Sturm im Brauseglas

Ernährung

Streit zwischen Bionade und Ökotest

Das Januar-Heft von Ökotest untersuchte Öko-Brausen, weil die Tester wissen wollten, welche Inhaltsstoffe die Limonaden ausmachen und haben verschiedene im Labor auf Aromastoffe, Schwermetalle und Zuckergehalt untersucht.
Öko-Brausen sind im Trend, seit dem aus einem kleinen Dorf in der Rhön nach langem Streben die Bionade den Siegeszug nicht nur durch die Ökokultur angetreten hat. In diesem Jahr soll der Sprung über den Atlantik gelingen.
Umso enttäuschter sind die Brausehersteller vom Testergebnis. Rund die Hälfte der Nachfolger-Limonaden schnitt mit „sehr gut“ und „gut“ ab, und ausgerechnet die Mutter aller Ökobrausen bekam ein „befriedigend“.

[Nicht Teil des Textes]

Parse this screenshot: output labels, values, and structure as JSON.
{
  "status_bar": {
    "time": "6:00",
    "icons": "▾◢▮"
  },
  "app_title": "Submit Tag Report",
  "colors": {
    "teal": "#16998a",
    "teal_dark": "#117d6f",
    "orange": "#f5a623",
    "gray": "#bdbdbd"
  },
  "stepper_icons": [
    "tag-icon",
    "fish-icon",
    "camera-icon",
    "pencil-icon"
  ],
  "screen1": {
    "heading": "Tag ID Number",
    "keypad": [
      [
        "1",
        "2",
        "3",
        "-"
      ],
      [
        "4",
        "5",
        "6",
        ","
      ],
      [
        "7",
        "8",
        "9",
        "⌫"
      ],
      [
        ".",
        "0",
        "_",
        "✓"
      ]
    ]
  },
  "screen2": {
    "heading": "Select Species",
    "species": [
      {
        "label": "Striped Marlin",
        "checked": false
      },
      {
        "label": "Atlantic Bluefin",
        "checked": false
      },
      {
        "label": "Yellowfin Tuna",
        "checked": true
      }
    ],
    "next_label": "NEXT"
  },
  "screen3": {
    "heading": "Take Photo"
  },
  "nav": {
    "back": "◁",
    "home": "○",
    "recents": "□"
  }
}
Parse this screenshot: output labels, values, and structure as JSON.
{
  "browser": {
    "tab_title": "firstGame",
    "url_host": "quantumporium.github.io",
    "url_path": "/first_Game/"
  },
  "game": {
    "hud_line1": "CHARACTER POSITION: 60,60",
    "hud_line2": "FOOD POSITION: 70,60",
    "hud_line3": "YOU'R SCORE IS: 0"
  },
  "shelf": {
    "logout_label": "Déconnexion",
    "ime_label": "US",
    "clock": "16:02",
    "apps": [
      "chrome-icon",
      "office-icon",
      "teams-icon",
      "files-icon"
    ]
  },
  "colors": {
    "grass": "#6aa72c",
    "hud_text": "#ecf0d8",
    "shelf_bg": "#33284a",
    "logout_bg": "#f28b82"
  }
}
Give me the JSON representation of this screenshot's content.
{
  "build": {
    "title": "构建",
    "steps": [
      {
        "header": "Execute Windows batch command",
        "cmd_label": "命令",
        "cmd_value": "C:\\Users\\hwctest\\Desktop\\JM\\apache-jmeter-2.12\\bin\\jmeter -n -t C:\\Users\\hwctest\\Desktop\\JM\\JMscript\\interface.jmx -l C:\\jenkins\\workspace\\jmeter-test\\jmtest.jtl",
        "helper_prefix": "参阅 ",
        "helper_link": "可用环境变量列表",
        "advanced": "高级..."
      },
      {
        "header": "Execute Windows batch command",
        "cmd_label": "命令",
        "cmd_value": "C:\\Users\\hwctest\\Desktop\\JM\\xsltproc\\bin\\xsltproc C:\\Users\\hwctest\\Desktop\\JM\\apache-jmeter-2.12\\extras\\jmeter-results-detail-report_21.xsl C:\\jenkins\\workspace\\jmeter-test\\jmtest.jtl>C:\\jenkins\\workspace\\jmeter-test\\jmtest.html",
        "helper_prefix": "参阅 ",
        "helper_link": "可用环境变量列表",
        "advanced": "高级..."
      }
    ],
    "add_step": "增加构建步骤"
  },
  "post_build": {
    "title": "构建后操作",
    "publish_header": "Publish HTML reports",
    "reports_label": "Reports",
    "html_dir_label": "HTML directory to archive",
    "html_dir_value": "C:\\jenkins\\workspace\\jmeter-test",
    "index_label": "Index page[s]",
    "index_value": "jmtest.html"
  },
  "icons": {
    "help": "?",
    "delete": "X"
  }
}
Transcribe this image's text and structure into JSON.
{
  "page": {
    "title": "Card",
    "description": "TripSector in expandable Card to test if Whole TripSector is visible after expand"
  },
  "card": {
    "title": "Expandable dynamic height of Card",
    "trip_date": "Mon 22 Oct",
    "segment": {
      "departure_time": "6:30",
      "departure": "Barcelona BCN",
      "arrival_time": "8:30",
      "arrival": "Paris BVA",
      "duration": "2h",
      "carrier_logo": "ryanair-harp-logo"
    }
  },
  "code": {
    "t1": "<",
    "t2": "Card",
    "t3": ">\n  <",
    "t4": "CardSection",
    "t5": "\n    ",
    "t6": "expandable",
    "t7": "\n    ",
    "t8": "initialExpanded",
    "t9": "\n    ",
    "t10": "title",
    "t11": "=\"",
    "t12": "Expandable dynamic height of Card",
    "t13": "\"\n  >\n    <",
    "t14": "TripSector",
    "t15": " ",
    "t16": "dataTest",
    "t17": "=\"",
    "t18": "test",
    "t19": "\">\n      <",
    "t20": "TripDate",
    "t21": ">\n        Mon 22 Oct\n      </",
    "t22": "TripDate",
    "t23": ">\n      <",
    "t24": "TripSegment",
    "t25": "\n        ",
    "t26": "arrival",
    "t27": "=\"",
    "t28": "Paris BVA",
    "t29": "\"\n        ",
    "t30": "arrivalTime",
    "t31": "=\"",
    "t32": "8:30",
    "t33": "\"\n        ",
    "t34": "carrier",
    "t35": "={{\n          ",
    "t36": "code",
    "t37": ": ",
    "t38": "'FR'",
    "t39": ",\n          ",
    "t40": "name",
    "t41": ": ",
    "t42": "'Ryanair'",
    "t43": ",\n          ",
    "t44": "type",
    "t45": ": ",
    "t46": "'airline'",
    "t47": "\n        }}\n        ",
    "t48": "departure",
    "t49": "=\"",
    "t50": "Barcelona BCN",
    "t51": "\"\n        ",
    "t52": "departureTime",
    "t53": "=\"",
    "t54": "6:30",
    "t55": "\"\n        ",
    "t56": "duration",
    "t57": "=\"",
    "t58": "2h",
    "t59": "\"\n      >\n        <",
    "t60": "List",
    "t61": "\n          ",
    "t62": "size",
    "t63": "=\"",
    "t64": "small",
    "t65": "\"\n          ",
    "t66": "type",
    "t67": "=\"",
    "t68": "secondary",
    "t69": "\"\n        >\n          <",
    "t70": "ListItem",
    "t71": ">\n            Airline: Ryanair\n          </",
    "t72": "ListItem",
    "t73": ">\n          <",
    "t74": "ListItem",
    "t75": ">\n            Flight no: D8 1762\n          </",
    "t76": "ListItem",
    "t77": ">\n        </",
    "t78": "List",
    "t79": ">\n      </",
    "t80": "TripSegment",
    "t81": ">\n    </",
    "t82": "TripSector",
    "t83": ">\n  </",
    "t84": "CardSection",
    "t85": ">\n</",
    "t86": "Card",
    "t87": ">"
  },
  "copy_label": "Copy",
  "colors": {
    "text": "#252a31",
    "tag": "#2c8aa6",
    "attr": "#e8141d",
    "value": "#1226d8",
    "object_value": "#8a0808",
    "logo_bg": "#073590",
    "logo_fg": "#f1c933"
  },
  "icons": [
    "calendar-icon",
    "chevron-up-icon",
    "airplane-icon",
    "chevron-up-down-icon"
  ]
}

Strittige Zucker- und Nickelwerte
Geschäftsführer von Bionade, Peter Kowalsky, teilte in der vergangenen Woche per Presseinformation mit: „Der von Ökotest für Bionade Ingwer-Orange ermittelte Zuckergehalt von zirka 6 Stück Würfelzucker pro 0,33 l ist falsch, er resultiert nachweislich aus einer falschen Messung bzw. Messmethode.“ Tatsächlich seien es der Deklaration entsprechend nur 4,7 Stück Würfelzucker je 0,33 Liter, was einem Zuckergehalt von 43 Gramm je Liter entspricht. Ökotest kommt auf höhere Werte, weil die Tester auch die Maltose aus dem Gerstenmalz einberechnen. Peter Kowalsky hat gegen „die Veröffentlichung des falschen Zuckergehaltes“ eine einstweilige Verfügung erwirkt.

Bionade wird wie Bier auf der Basis von Malz und Wasser gebraut. Anstatt allerdings Hefe hinzuzugeben, kommen Mikroorganismen in den Bottich, die anstelle von Alkohol Gluconsäure entstehen lassen. Das ist neben den vielen neuen Geschmacksrichtungen die Innovation aus der Rhön gewesen.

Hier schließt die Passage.